At Cristália, located in Itapira (SP), 68% of API production of the approximately 350 medicines available is produced in-house. The company has three pharmochemicals, one of which is oncology, and two biotechnology plants that produce biological APIs and final drugs.
“It was this consistent history that helped us guarantee the supply of Brazilian hospitals at the height of the pandemic”, he says. Production dates back to 1983, with the opening of the first factory.
The company has plans to expand production, but is not pursuing full self-sufficiency. “No pharmaceutical laboratory, in any country in the world, produces 100% of the inputs it needs. This also depends on specific vocations and raw materials”, says the executive.
In Pacheco’s opinion, it is necessary to create a legal framework that can provide legal certainty and stimulate the chemical industry in general. “The best way to do this is to promote articulation between universities, research centers, government agencies and the private productive sector.”
Marcelo Mansur, CEO of Nortec QuÃmica, the largest manufacturer of APIs in Latin America, with around 350 tons, says that Brazil needs to look at the health industrial complex, especially pharmochemicals, as a State policy, just as the China and India, which have invested on several fronts.
“At the moment of crisis, everyone talks, but when the crisis passes, everything returns to the question of price, which is understandable because [menor] price means [ampliar o] access.

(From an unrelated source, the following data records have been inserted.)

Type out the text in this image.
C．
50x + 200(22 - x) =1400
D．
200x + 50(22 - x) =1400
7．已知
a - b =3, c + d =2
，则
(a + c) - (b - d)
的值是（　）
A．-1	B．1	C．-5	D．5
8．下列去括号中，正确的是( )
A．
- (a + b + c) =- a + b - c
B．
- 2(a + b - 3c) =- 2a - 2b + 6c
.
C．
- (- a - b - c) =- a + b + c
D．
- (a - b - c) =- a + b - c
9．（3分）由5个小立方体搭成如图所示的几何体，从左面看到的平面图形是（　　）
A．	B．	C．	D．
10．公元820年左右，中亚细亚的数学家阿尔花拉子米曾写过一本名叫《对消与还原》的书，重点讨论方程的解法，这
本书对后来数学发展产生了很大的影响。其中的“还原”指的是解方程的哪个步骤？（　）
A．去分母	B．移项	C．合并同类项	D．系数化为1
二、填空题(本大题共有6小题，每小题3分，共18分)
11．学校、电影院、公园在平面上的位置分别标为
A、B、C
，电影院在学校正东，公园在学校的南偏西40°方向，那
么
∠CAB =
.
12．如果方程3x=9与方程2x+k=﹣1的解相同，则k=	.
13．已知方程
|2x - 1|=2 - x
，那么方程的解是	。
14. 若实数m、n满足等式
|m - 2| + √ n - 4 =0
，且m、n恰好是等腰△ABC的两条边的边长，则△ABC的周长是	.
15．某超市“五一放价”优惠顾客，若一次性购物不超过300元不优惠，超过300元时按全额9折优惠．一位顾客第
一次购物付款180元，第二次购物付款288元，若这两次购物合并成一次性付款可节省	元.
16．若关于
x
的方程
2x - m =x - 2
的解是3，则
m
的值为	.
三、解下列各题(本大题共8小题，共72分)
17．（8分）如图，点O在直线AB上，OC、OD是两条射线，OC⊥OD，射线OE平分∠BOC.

But the worst thing that can happen in health is lack. There are ways to equate these two issues, it goes through the nationalization of technologies.”
He reminds you that there are no quick answers in this sector. “You can’t build a factory in less than five years, you can’t register an API in less than two years. But it’s a discussion that has to be had in times of crisis and calm. [falta] intubation kit, but we are short of anti-flu, even saline for dialysis.”